L8 Boden- und Verkehrsrecht
L8000 Raumordnung

Norm

B-VG Art18 Abs2
B-VG Art139 Abs5 / Fristsetzung
Bgld RaumplanungsG §20 Abs2
Flächenwidmungsplan der Marktgemeinde Wiesen vom 16.01. und 24.03.75

Leitsatz

Aufhebung der Kennzeichnung von Grundstücken als Aufschließungsgebiet in einem Flächenwidmungsplan als gesetzwidrig nach der bereinigten Rechtslage; Verpflichtung des Gemeinderates zur Erlassung einer Freigabeverordnung infolge gesicherter Erschließung der Grundstücke durch Straßen und Versorgungsleitungen

Spruch

Die Verordnung der Marktgemeinde Wiesen betreffend den Flächenwidmungsplan der Marktgemeinde Wiesen vom 16. Jänner 1975 und 24. März 1975, genehmigt von der Burgenländischen Landesregierung mit Bescheid vom 20. Juni 1975, wird, soweit die Grundstücke Nrn. 2571/3, 2571/4, 2582, 2583, 2584, 2585/1, 2585/2, 2585/3 und 2585/4 der EZ 918, KG Wiesen, als "Aufschließungsgebiet" gekennzeichnet sind, als gesetzwidrig aufgehoben.
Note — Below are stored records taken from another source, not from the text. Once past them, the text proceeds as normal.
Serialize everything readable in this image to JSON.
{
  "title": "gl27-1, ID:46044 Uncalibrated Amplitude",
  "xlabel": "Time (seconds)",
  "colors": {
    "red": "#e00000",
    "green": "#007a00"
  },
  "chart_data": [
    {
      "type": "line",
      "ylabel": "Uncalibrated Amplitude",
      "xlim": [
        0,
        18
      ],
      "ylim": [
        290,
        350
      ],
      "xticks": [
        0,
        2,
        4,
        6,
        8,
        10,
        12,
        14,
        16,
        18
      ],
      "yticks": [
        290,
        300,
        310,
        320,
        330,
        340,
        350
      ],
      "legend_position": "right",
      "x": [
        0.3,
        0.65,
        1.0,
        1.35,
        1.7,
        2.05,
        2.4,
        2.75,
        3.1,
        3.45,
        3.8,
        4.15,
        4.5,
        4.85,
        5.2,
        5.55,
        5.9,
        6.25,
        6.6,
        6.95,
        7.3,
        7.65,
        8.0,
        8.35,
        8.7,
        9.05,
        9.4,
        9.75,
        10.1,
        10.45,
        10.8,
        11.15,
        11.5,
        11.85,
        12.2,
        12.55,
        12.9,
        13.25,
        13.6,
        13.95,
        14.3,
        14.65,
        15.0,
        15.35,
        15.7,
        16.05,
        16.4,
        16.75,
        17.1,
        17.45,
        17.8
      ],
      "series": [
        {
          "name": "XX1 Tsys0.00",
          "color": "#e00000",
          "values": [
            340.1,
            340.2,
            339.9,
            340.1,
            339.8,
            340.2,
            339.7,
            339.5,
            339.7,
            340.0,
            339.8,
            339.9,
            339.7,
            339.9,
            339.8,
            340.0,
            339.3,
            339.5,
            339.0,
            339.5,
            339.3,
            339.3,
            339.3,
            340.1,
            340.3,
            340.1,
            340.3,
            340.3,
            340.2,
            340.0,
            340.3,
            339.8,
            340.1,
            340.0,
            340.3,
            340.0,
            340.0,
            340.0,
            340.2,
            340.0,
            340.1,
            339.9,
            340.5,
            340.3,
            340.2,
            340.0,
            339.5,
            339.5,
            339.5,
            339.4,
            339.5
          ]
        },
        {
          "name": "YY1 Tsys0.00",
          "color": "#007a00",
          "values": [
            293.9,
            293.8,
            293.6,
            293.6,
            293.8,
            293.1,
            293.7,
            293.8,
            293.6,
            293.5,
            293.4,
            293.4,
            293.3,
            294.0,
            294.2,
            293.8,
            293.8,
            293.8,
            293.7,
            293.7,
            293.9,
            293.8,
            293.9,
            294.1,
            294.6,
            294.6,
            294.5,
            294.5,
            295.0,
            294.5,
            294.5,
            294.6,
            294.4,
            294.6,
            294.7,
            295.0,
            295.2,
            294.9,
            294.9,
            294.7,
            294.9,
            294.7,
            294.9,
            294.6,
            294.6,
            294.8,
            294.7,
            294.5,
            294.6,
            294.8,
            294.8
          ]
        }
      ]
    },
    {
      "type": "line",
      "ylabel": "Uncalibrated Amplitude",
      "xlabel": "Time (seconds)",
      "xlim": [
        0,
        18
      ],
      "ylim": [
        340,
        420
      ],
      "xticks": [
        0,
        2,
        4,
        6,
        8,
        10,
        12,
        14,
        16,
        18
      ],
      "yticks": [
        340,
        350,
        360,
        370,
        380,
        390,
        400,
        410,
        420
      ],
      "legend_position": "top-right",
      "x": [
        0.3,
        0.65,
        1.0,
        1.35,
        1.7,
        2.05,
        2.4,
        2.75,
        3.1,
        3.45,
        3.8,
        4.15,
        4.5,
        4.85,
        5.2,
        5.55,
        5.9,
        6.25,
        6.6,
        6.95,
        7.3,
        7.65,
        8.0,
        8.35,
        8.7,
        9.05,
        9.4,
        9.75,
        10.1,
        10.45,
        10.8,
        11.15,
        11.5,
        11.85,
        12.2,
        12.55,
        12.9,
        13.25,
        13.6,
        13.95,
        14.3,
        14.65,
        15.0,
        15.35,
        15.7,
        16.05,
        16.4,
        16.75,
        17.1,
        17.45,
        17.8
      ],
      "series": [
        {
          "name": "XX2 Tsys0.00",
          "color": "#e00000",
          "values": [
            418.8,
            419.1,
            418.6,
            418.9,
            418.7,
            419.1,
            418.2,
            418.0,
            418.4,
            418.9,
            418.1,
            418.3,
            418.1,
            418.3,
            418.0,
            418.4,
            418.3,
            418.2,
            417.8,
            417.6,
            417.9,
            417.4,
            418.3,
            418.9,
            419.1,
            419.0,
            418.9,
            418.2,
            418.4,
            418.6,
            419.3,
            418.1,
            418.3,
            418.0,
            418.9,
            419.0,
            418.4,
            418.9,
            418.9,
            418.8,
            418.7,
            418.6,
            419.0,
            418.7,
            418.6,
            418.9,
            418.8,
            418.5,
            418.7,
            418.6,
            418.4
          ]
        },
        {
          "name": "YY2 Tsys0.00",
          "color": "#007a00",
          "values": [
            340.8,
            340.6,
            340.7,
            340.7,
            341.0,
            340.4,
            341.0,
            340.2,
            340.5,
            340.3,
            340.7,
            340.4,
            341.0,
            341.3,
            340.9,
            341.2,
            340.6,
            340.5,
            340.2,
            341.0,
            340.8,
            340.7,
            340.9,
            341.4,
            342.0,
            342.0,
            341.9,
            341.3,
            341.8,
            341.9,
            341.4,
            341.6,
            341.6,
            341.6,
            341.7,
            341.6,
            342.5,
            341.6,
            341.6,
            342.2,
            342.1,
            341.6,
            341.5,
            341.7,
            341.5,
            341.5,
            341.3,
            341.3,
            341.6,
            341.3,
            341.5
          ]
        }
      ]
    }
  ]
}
Die Aufhebung tritt mit Ablauf des 31. August 2005 in Kraft.

Die Burgenländische Landesregierung ist zur unverzüglichen Kundmachung dieser Aussprüche im Landesgesetzblatt verpflichtet.

Die Marktgemeinde Wiesen ist schuldig, den Antragstellern zu Handen ihres Rechtsvertreters die mit € 2.142,- bestimmten Prozesskosten binnen 14 Tagen bei sonstigem Zwang zu ersetzen

Begründung

Entscheidungsgründe:

I. 1.1. Mit einem auf Art139 B-VG gestützten Individualantrag begehren die Antragsteller,

"die Verordnung der Marktgemeinde Wiesen betreffend den Flächenwidmungsplan der Marktgemeinde Wiesen vom 16.1.1975, genehmigt von der Burgenländischen Landesregierung am 20.6.1975,

Zahl: LAD-666/9/75, zuletzt geändert mit Verordnung des Gemeinderates der Marktgemeinde Wiesen vom 19.12.2001, genehmigt von der Burgenländischen Landesregierung am 21.3.2002,

Zahl: LAD-RO-3432/141-2002, hinsichtlich der Festlegung der Widmung betreffend die Grundstücke Nr. 2571/3, 2571/4, 2582, 2583, 2584, 2585/1, 2585/2, 2585/3 und 2585/4 der EZ 918, KG Wiesen, soweit darin diese Grundstücke als Aufschließungsgebiet gem. §14 Abs2 Bgld. Raumplanungsgesetz gekennzeichnet sind, [als gesetzwidrig] aufzuheben".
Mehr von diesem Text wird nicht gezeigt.